Should You Ever Pay To Volunteer?

When I first looked into volunteering 5 years ago, I didn’t understand the concept of paying to volunteer. It seemed contradictory. I was already giving up my time and salary to work for free, why should I pay for it as well?

Volunteer opportunity in Peru
Volunteering at a surf school in Peru

With that in mind, I found a charity in Peru where it was very cheap to volunteer, called Otra Cosa. I absolutely loved the three months that I spent in Huanchaco, and would still highly recommend it to anyone.

The problem I found with volunteering for free however, was that they only had one paid member of staff. Otra Cosa had 10-15 projects on the go, which is impossible for one person to manage. They did have volunteers that looked after some of the admin, but as volunteers only stay from 1 to 6 months, continuity suffered. Some of the projects were happening on and off, depending on what volunteers they had with which skills at the time.

All the volunteers I met were great, and were there to help, but many had come to work on the same few projects. This led to everyone not having enough to do, whilst other projects were dropped because the volunteers didn’t have the right skills to help on those instead. Generally, we didn’t have a lot of contact with the community, so I wasn’t sure if they knew what we were trying to do. A charity needs someone to liaise the volunteers with the locals but Otra Cosa didn’t have the staff to be able to do this.

Peru Volunteer opportunity
Volunteering at the skate ramp in Huanchaco

To feel like your time is underused can be slightly frustrating when you are coming full of hope to help out on a worthy cause. I still loved my time with Otra Cosa, and would go back in a heartbeat. They were doing the best they could with the money they had and I did see progress and felt useful on some projects. Charities were you can volunteer for free are really important, as it means there are opportunities out there for people who don’t want to, or can’t pay.

For my second volunteering expedition, I decided I would find the right charity, and then decide if I wanted to pay the money that they asked for. A 6 week expedition with Blue Ventures set me back almost £3000 in early 2018. This did however include my food, accommodation, use of the dive gear (two dives a day), transport from the nearest city to the expedition site and dive training to advanced open water PADI qualification. As it is paid before arrival, for 6 weeks, I practically didn’t have to think about money at all.

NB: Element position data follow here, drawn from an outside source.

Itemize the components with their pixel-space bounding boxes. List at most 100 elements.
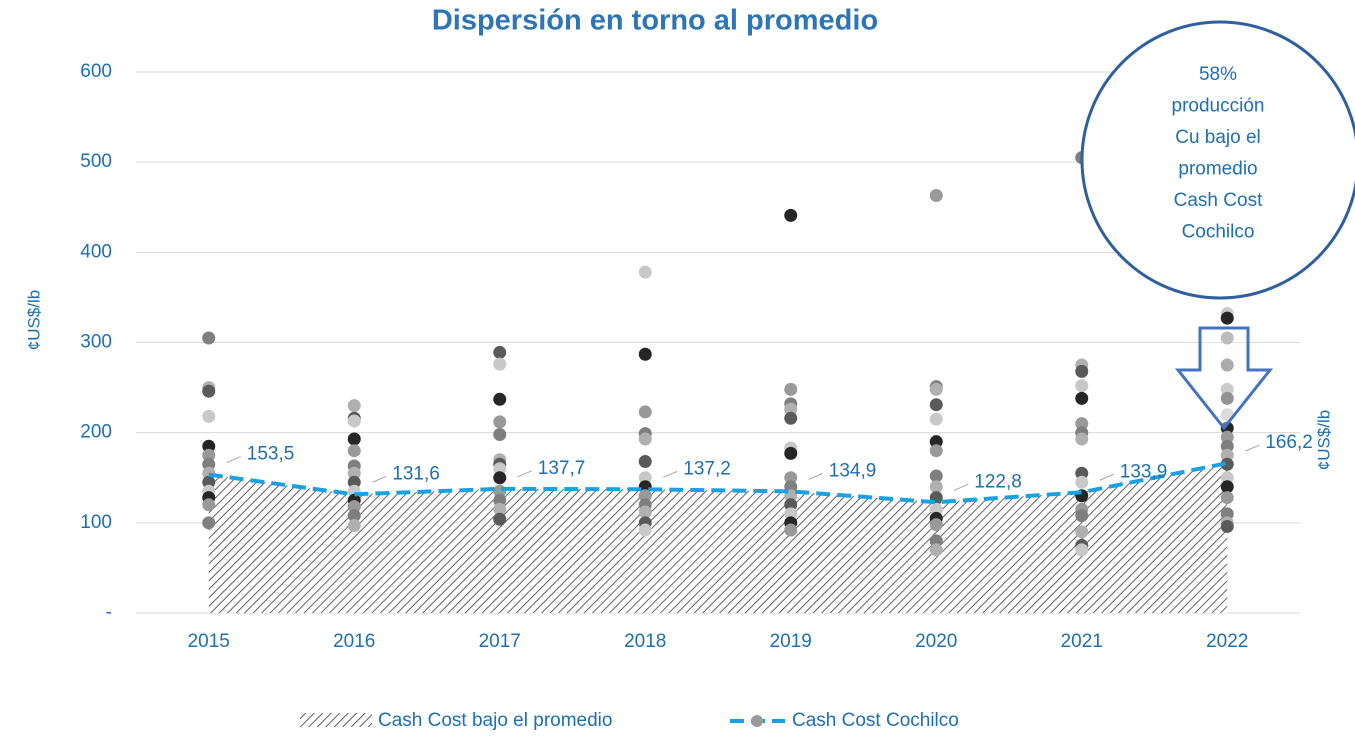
data-label: 122,8: [974, 471, 1022, 492]
line: [208, 461, 1228, 505]
scatter-point: [1220, 439, 1234, 453]
annotation-text: Cu bajo el: [1175, 127, 1261, 148]
scatter-point: [1220, 457, 1234, 471]
scatter-point: [784, 471, 798, 485]
y-tick-label: 400: [80, 241, 112, 262]
scatter-point: [1220, 311, 1234, 325]
scatter-point: [493, 493, 507, 507]
label-leader: [1245, 444, 1260, 452]
scatter-point: [202, 439, 216, 453]
scatter-point: [929, 435, 943, 449]
scatter-point: [1220, 448, 1234, 462]
legend-label: Cash Cost Cochilco: [792, 710, 959, 731]
scatter-point: [1075, 475, 1089, 489]
scatter-point: [1220, 331, 1234, 345]
scatter-point: [929, 480, 943, 494]
scatter-point: [784, 208, 798, 222]
scatter-point: [929, 543, 943, 557]
scatter-point: [202, 475, 216, 489]
x-tick-label: 2019: [770, 631, 812, 652]
scatter-point: [929, 444, 943, 458]
scatter-point: [202, 409, 216, 423]
scatter-point: [493, 392, 507, 406]
area: [208, 463, 1228, 613]
legend-label: Cash Cost bajo el promedio: [378, 710, 612, 731]
scatter-point: [638, 505, 652, 519]
scatter-point: [1075, 391, 1089, 405]
scatter-point: [493, 427, 507, 441]
scatter-point: [638, 489, 652, 503]
data-label: 131,6: [392, 463, 440, 484]
annotation-text: 58%: [1199, 64, 1237, 85]
scatter-point: [784, 507, 798, 521]
x-tick-label: 2015: [188, 631, 230, 652]
scatter-point: [1220, 519, 1234, 533]
scatter-point: [347, 444, 361, 458]
scatter-point: [638, 405, 652, 419]
scatter-point: [784, 446, 798, 460]
data-label: 166,2: [1265, 432, 1313, 453]
scatter-point: [202, 384, 216, 398]
scatter-point: [493, 415, 507, 429]
scatter-point: [784, 382, 798, 396]
x-tick-label: 2021: [1061, 631, 1103, 652]
scatter-point: [1220, 491, 1234, 505]
annotation-text: producción: [1172, 96, 1265, 117]
x-tick-label: 2017: [479, 631, 521, 652]
scatter-point: [493, 357, 507, 371]
scatter-point: [784, 402, 798, 416]
data-label: 133,9: [1120, 461, 1168, 482]
scatter-point: [929, 398, 943, 412]
y-tick-label: 600: [80, 61, 112, 82]
scatter-point: [1075, 466, 1089, 480]
scatter-point: [347, 466, 361, 480]
y-axis-label: ¢US$/lb: [24, 290, 43, 350]
scatter-point: [202, 498, 216, 512]
scatter-point: [347, 475, 361, 489]
legend-swatch: [300, 713, 372, 727]
chart-title: Dispersión en torno al promedio: [432, 5, 878, 37]
scatter-point: [1220, 471, 1234, 485]
scatter-point: [638, 523, 652, 537]
scatter-point: [929, 502, 943, 516]
scatter-point: [784, 523, 798, 537]
scatter-point: [929, 382, 943, 396]
data-label: 137,2: [683, 458, 731, 479]
scatter-point: [1075, 543, 1089, 557]
scatter-point: [929, 534, 943, 548]
scatter-point: [784, 411, 798, 425]
scatter-point: [347, 414, 361, 428]
scatter-point: [202, 448, 216, 462]
data-label: 134,9: [829, 460, 877, 481]
scatter-point: [1075, 364, 1089, 378]
scatter-point: [347, 509, 361, 523]
label-leader: [954, 483, 969, 491]
scatter-point: [1220, 358, 1234, 372]
label-leader: [372, 475, 387, 483]
scatter-point: [202, 331, 216, 345]
x-tick-label: 2022: [1206, 631, 1248, 652]
data-label: 137,7: [538, 458, 586, 479]
scatter-point: [347, 399, 361, 413]
annotation-text: promedio: [1178, 159, 1257, 180]
scatter-point: [347, 432, 361, 446]
scatter-point: [1075, 432, 1089, 446]
annotation-text: Cochilco: [1182, 222, 1255, 243]
arrow: [1174, 326, 1274, 431]
scatter-point: [493, 462, 507, 476]
y-tick-label: 300: [80, 332, 112, 353]
scatter-point: [202, 516, 216, 530]
scatter-point: [929, 189, 943, 203]
label-leader: [1099, 473, 1114, 481]
data-label: 153,5: [247, 444, 295, 465]
annotation-circle: [1080, 20, 1355, 300]
scatter-point: [1075, 417, 1089, 431]
scatter-point: [1220, 430, 1234, 444]
annotation-text: Cash Cost: [1174, 190, 1263, 211]
scatter-point: [493, 345, 507, 359]
scatter-point: [929, 412, 943, 426]
label-leader: [663, 470, 678, 478]
y-tick-label: 500: [80, 151, 112, 172]
label-leader: [517, 470, 532, 478]
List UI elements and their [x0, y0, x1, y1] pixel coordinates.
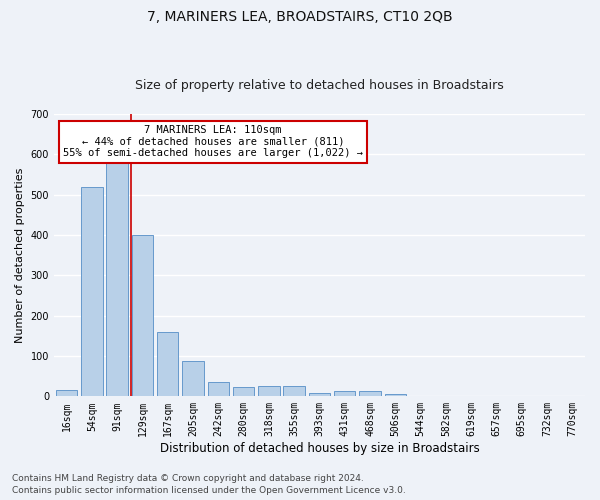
Text: 7, MARINERS LEA, BROADSTAIRS, CT10 2QB: 7, MARINERS LEA, BROADSTAIRS, CT10 2QB: [147, 10, 453, 24]
Bar: [334, 390, 355, 396]
Bar: [56, 390, 77, 396]
Bar: [106, 160, 128, 396]
X-axis label: Distribution of detached houses by size in Broadstairs: Distribution of detached houses by size …: [160, 442, 479, 455]
Bar: [385, 394, 406, 396]
Bar: [131, 235, 153, 396]
Bar: [208, 382, 229, 396]
Bar: [258, 386, 280, 396]
Title: Size of property relative to detached houses in Broadstairs: Size of property relative to detached ho…: [135, 79, 504, 92]
Bar: [283, 386, 305, 396]
Bar: [309, 393, 330, 396]
Bar: [157, 332, 178, 396]
Bar: [233, 388, 254, 396]
Bar: [359, 390, 381, 396]
Y-axis label: Number of detached properties: Number of detached properties: [15, 168, 25, 343]
Bar: [182, 361, 204, 396]
Bar: [81, 186, 103, 396]
Text: Contains HM Land Registry data © Crown copyright and database right 2024.
Contai: Contains HM Land Registry data © Crown c…: [12, 474, 406, 495]
Text: 7 MARINERS LEA: 110sqm
← 44% of detached houses are smaller (811)
55% of semi-de: 7 MARINERS LEA: 110sqm ← 44% of detached…: [63, 126, 363, 158]
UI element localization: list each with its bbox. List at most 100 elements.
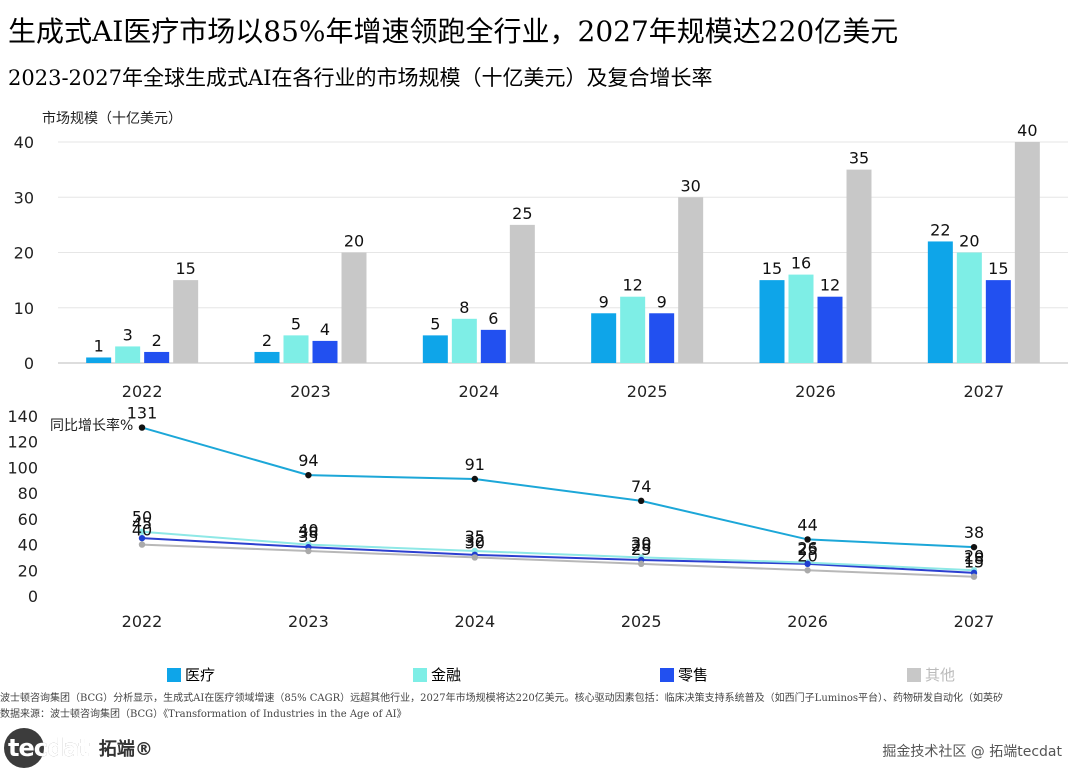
bar-y-tick-label: 10 [14, 299, 34, 318]
line-x-tick-label: 2025 [621, 612, 662, 631]
bar-金融 [620, 296, 646, 363]
bar-零售 [480, 329, 506, 363]
line-value-label: 30 [631, 533, 651, 552]
line-y-tick-label: 60 [18, 510, 38, 529]
legend-item-retail[interactable]: 零售 [660, 664, 708, 685]
line-value-label: 30 [465, 533, 485, 552]
bar-value-label: 22 [930, 220, 950, 239]
line-value-label: 50 [132, 508, 152, 527]
bar-零售 [144, 351, 170, 363]
line-value-label: 18 [964, 549, 984, 568]
legend-item-healthcare[interactable]: 医疗 [167, 664, 215, 685]
bar-value-label: 20 [959, 232, 979, 251]
bar-value-label: 6 [488, 309, 498, 328]
bar-value-label: 15 [175, 259, 195, 278]
line-series-金融 [141, 530, 975, 572]
legend-swatch-healthcare [167, 667, 181, 682]
bar-value-label: 35 [849, 149, 869, 168]
bar-金融 [451, 318, 477, 363]
legend-item-other[interactable]: 其他 [907, 664, 955, 685]
bar-value-label: 9 [657, 292, 667, 311]
bar-value-label: 1 [94, 336, 104, 355]
bar-value-label: 15 [762, 259, 782, 278]
line-point-医疗 [804, 536, 811, 543]
bar-金融 [956, 252, 982, 363]
line-value-label: 40 [132, 521, 152, 540]
logo-mark: tecdat [8, 734, 90, 762]
line-value-label: 131 [127, 404, 158, 423]
line-series-医疗 [141, 426, 975, 549]
data-source: 数据来源：波士顿咨询集团（BCG）《Transformation of Indu… [0, 709, 407, 720]
bar-零售 [985, 280, 1011, 363]
line-y-tick-label: 120 [7, 433, 38, 452]
line-value-label: 44 [797, 515, 817, 534]
logo-cn-text: 拓端® [98, 739, 153, 760]
line-y-axis-label: 同比增长率% [50, 417, 133, 434]
bar-value-label: 5 [430, 314, 440, 333]
bar-value-label: 2 [152, 331, 162, 350]
line-value-label: 38 [964, 523, 984, 542]
bar-value-label: 3 [123, 325, 133, 344]
bar-其他 [173, 280, 199, 363]
line-y-tick-label: 40 [18, 536, 38, 555]
line-point-其他 [638, 560, 645, 568]
line-y-tick-label: 100 [7, 458, 38, 477]
line-y-tick-label: 140 [7, 407, 38, 426]
line-value-label: 45 [132, 514, 152, 533]
legend-swatch-retail [660, 667, 674, 682]
bar-value-label: 5 [291, 314, 301, 333]
line-value-label: 15 [964, 553, 984, 572]
legend-item-finance[interactable]: 金融 [413, 664, 461, 685]
line-y-tick-label: 20 [18, 561, 38, 580]
chart-subtitle: 2023-2027年全球生成式AI在各行业的市场规模（十亿美元）及复合增长率 [8, 66, 713, 90]
bar-其他 [341, 252, 367, 363]
line-y-tick-label: 80 [18, 484, 38, 503]
bar-y-tick-label: 0 [24, 354, 34, 373]
line-value-label: 38 [298, 523, 318, 542]
line-value-label: 74 [631, 477, 651, 496]
line-series-其他 [141, 543, 975, 578]
bar-其他 [1014, 142, 1040, 363]
line-value-label: 25 [631, 540, 651, 559]
line-x-tick-label: 2024 [454, 612, 495, 631]
chart-title: 生成式AI医疗市场以85%年增速领跑全行业，2027年规模达220亿美元 [8, 15, 899, 48]
line-value-label: 28 [631, 536, 651, 555]
bar-value-label: 4 [320, 320, 330, 339]
line-value-label: 35 [465, 527, 485, 546]
bar-value-label: 9 [599, 292, 609, 311]
line-value-label: 26 [797, 539, 817, 558]
bar-医疗 [927, 241, 953, 363]
brand-logo: tecdat 拓端® [4, 728, 153, 768]
line-point-医疗 [138, 424, 146, 431]
legend-label-other: 其他 [925, 666, 956, 684]
legend-label-healthcare: 医疗 [185, 666, 216, 684]
bar-value-label: 30 [680, 176, 700, 195]
bar-value-label: 25 [512, 204, 532, 223]
bar-value-label: 12 [622, 276, 642, 295]
line-point-其他 [970, 573, 978, 580]
line-value-label: 35 [298, 527, 318, 546]
line-series-零售 [141, 537, 975, 574]
line-point-医疗 [638, 497, 645, 505]
bar-x-tick-label: 2026 [795, 382, 836, 401]
bar-医疗 [591, 313, 617, 363]
legend-label-retail: 零售 [678, 666, 709, 684]
bar-x-tick-label: 2023 [290, 382, 331, 401]
bar-value-label: 8 [459, 298, 469, 317]
bar-value-label: 2 [262, 331, 272, 350]
line-point-其他 [305, 547, 312, 555]
watermark: 掘金技术社区 @ 拓端tecdat [882, 744, 1062, 760]
legend-swatch-other [907, 667, 921, 682]
line-point-其他 [471, 554, 478, 561]
bar-金融 [115, 346, 141, 363]
bar-value-label: 20 [344, 232, 364, 251]
line-point-医疗 [305, 471, 312, 479]
line-value-label: 20 [964, 546, 984, 565]
line-value-label: 25 [797, 540, 817, 559]
line-point-零售 [138, 534, 146, 542]
line-x-tick-label: 2023 [288, 612, 329, 631]
bar-x-tick-label: 2025 [627, 382, 668, 401]
bar-医疗 [422, 335, 448, 363]
line-x-tick-label: 2027 [954, 612, 995, 631]
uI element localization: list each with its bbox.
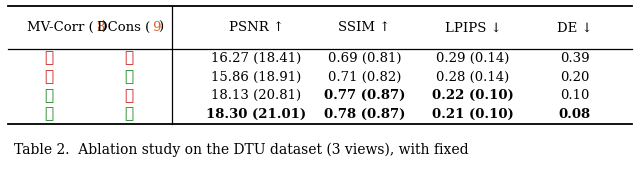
Text: 0.28 (0.14): 0.28 (0.14)	[436, 71, 509, 84]
Text: 0.77 (0.87): 0.77 (0.87)	[324, 89, 405, 102]
Text: ✓: ✓	[124, 108, 133, 122]
Text: 9: 9	[152, 21, 161, 34]
Text: 0.22 (0.10): 0.22 (0.10)	[432, 89, 514, 102]
Text: 0.39: 0.39	[560, 52, 589, 65]
Text: 18.13 (20.81): 18.13 (20.81)	[211, 89, 301, 102]
Text: 0.08: 0.08	[559, 108, 591, 121]
Text: DCons (: DCons (	[97, 21, 150, 34]
Text: 0.78 (0.87): 0.78 (0.87)	[324, 108, 405, 121]
Text: SSIM ↑: SSIM ↑	[339, 21, 391, 34]
Text: 0.71 (0.82): 0.71 (0.82)	[328, 71, 401, 84]
Text: 0.69 (0.81): 0.69 (0.81)	[328, 52, 401, 65]
Text: 0.20: 0.20	[560, 71, 589, 84]
Text: Table 2.  Ablation study on the DTU dataset (3 views), with fixed: Table 2. Ablation study on the DTU datas…	[14, 142, 468, 157]
Text: ✓: ✓	[124, 70, 133, 84]
Text: 15.86 (18.91): 15.86 (18.91)	[211, 71, 301, 84]
Text: ✗: ✗	[45, 51, 54, 65]
Text: ✓: ✓	[45, 89, 54, 103]
Text: ✓: ✓	[45, 108, 54, 122]
Text: DE ↓: DE ↓	[557, 21, 593, 34]
Text: MV-Corr (: MV-Corr (	[27, 21, 93, 34]
Text: 8: 8	[96, 21, 104, 34]
Text: LPIPS ↓: LPIPS ↓	[445, 21, 501, 34]
Text: ✗: ✗	[45, 70, 54, 84]
Text: ✗: ✗	[124, 89, 133, 103]
Text: 0.10: 0.10	[560, 89, 589, 102]
Text: PSNR ↑: PSNR ↑	[228, 21, 284, 34]
Text: ): )	[101, 21, 106, 34]
Text: 16.27 (18.41): 16.27 (18.41)	[211, 52, 301, 65]
Text: ): )	[158, 21, 163, 34]
Text: 0.21 (0.10): 0.21 (0.10)	[432, 108, 514, 121]
Text: 0.29 (0.14): 0.29 (0.14)	[436, 52, 509, 65]
Text: 18.30 (21.01): 18.30 (21.01)	[206, 108, 307, 121]
Text: ✗: ✗	[124, 51, 133, 65]
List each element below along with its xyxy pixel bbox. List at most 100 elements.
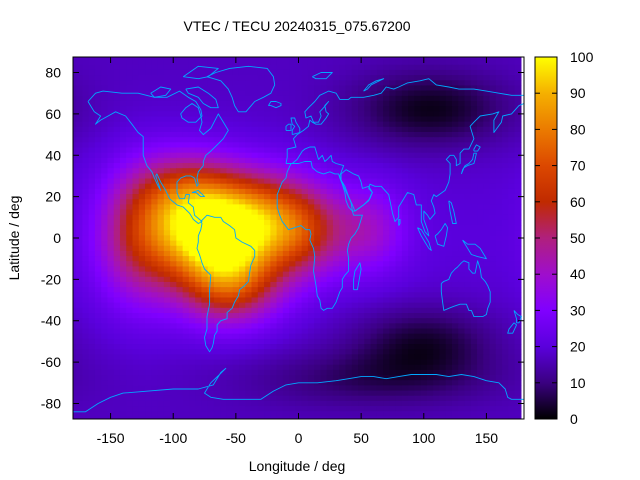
heatmap-cell xyxy=(339,369,347,376)
heatmap-cell xyxy=(307,328,315,335)
heatmap-cell xyxy=(426,194,434,200)
heatmap-cell xyxy=(94,312,102,319)
heatmap-cell xyxy=(245,281,253,288)
heatmap-cell xyxy=(401,106,409,112)
heatmap-cell xyxy=(232,209,240,216)
heatmap-cell xyxy=(495,297,503,304)
heatmap-cell xyxy=(345,344,353,350)
heatmap-cell xyxy=(426,214,434,221)
heatmap-cell xyxy=(138,137,146,143)
heatmap-cell xyxy=(126,385,134,392)
heatmap-cell xyxy=(151,354,159,361)
heatmap-cell xyxy=(383,75,390,81)
heatmap-cell xyxy=(489,323,497,330)
heatmap-cell xyxy=(301,338,309,345)
heatmap-cell xyxy=(320,59,328,66)
heatmap-cell xyxy=(370,214,378,221)
heatmap-cell xyxy=(88,390,96,397)
heatmap-cell xyxy=(426,240,434,247)
heatmap-cell xyxy=(107,152,115,159)
heatmap-cell xyxy=(383,261,390,268)
heatmap-cell xyxy=(145,131,152,138)
heatmap-cell xyxy=(514,209,522,216)
heatmap-cell xyxy=(370,137,378,143)
heatmap-cell xyxy=(301,344,309,350)
heatmap-cell xyxy=(226,147,234,154)
heatmap-cell xyxy=(145,344,152,350)
heatmap-cell xyxy=(182,106,190,112)
heatmap-cell xyxy=(151,390,159,397)
heatmap-cell xyxy=(170,271,177,278)
heatmap-cell xyxy=(276,395,284,402)
heatmap-cell xyxy=(226,75,234,81)
heatmap-cell xyxy=(107,375,115,381)
heatmap-cell xyxy=(345,323,353,330)
heatmap-cell xyxy=(489,380,497,386)
heatmap-cell xyxy=(295,323,303,330)
heatmap-cell xyxy=(351,57,359,61)
heatmap-cell xyxy=(301,406,309,412)
heatmap-cell xyxy=(213,163,221,169)
heatmap-cell xyxy=(245,57,253,61)
heatmap-cell xyxy=(433,147,441,154)
heatmap-cell xyxy=(270,385,278,392)
heatmap-cell xyxy=(433,214,441,221)
heatmap-cell xyxy=(88,225,96,231)
heatmap-cell xyxy=(264,59,271,66)
heatmap-cell xyxy=(514,250,522,257)
heatmap-cell xyxy=(264,214,271,221)
heatmap-cell xyxy=(207,219,215,226)
heatmap-cell xyxy=(433,375,441,381)
heatmap-cell xyxy=(257,230,265,237)
heatmap-cell xyxy=(295,297,303,304)
heatmap-cell xyxy=(119,69,127,76)
heatmap-cell xyxy=(389,240,397,247)
heatmap-cell xyxy=(82,178,90,185)
heatmap-cell xyxy=(414,406,422,412)
heatmap-cell xyxy=(483,75,491,81)
heatmap-cell xyxy=(451,312,459,319)
heatmap-cell xyxy=(364,338,372,345)
heatmap-cell xyxy=(395,95,403,102)
heatmap-cell xyxy=(226,390,234,397)
heatmap-cell xyxy=(458,256,466,262)
heatmap-cell xyxy=(470,245,478,252)
heatmap-cell xyxy=(326,266,334,273)
heatmap-cell xyxy=(351,281,359,288)
heatmap-cell xyxy=(489,100,497,107)
heatmap-cell xyxy=(138,95,146,102)
heatmap-cell xyxy=(307,281,315,288)
heatmap-cell xyxy=(94,292,102,299)
heatmap-cell xyxy=(401,111,409,118)
heatmap-cell xyxy=(276,209,284,216)
heatmap-cell xyxy=(470,292,478,299)
heatmap-cell xyxy=(282,297,290,304)
heatmap-cell xyxy=(320,168,328,174)
heatmap-cell xyxy=(314,276,322,283)
heatmap-cell xyxy=(232,266,240,273)
heatmap-cell xyxy=(238,354,246,361)
heatmap-cell xyxy=(207,297,215,304)
heatmap-cell xyxy=(420,163,428,169)
heatmap-cell xyxy=(320,219,328,226)
heatmap-cell xyxy=(389,354,397,361)
heatmap-cell xyxy=(451,256,459,262)
heatmap-cell xyxy=(245,111,253,118)
heatmap-cell xyxy=(489,333,497,340)
heatmap-cell xyxy=(301,95,309,102)
heatmap-cell xyxy=(439,209,447,216)
heatmap-cell xyxy=(82,111,90,118)
heatmap-cell xyxy=(477,90,484,97)
heatmap-cell xyxy=(514,385,522,392)
heatmap-cell xyxy=(483,292,491,299)
heatmap-cell xyxy=(132,406,140,412)
heatmap-cell xyxy=(188,395,196,402)
heatmap-cell xyxy=(282,163,290,169)
heatmap-cell xyxy=(489,57,497,61)
heatmap-cell xyxy=(257,297,265,304)
heatmap-cell xyxy=(176,199,184,205)
heatmap-cell xyxy=(264,395,271,402)
heatmap-cell xyxy=(182,230,190,237)
heatmap-cell xyxy=(195,199,203,205)
heatmap-cell xyxy=(464,219,472,226)
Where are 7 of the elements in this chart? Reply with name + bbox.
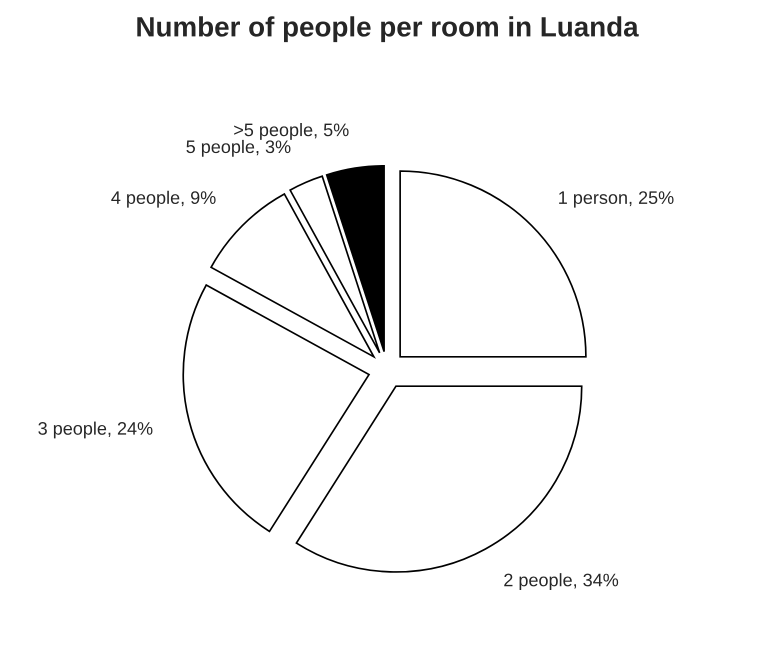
slice-label: 2 people, 34% [504, 573, 618, 590]
slice-label: 5 people, 3% [186, 140, 290, 157]
slice-label: 4 people, 9% [111, 190, 216, 208]
slice-label: >5 people, 5% [234, 123, 349, 140]
slice-label: 1 person, 25% [559, 191, 674, 208]
slice-label: 3 people, 24% [38, 422, 152, 438]
chart-title: Number of people per room in Luanda [137, 16, 639, 42]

With Blue Ventures, everything was well organised. All volunteers arrive on the same day for each expedition, meaning no time is wasted training people separately. Our work was cut out for us straight away and we were busy all the time. In the beginning it was overwhelming as there was a lot to learn and adapt to. But I felt useful working with BV, and crucially I knew why I was there, what I was helping to achieve. I knew the community was aware of it too, which I realised was as important to me as the work itself.

Blue Ventures
Surface interval – volunteering with Blue Ventures

It is hard to know when volunteering, what the locals think of you being there, especially when you don’t speak their language. But as BV work with the community, most of their staff are locals, and they got us to introduce ourselves to the village elders, we felt welcomed.

In the 6 weeks I spent in Andavadoaka, Madagascar with Blue Ventures, I definitely didn’t change the world, but I knew what I was contributing to, and I felt like there was a good reason for me being there. I also know that I was useful during my 3 months in Huanchaco, but I felt that my time could have been better organised to be more efficient.

Diving with Blue Venture
Surveying the reef in Madagascar with Blue Ventures

The most important thing I would say when deciding if you should pay to volunteer,  is  to do extensive research on the organisations. Read reviews from past volunteers, has the organisation been recognised for their work in anyway? If you are not paying, how are the projects being funded? If you are paying, where does your money go? I’m confident in both my experiences that my money was well used. In the future if I have the money, I plan on paying again to volunteer. But if I don’t have the cash I will look to volunteer for free. Even if the charity isn’t very well organised, I know any help they can get will be appreciated.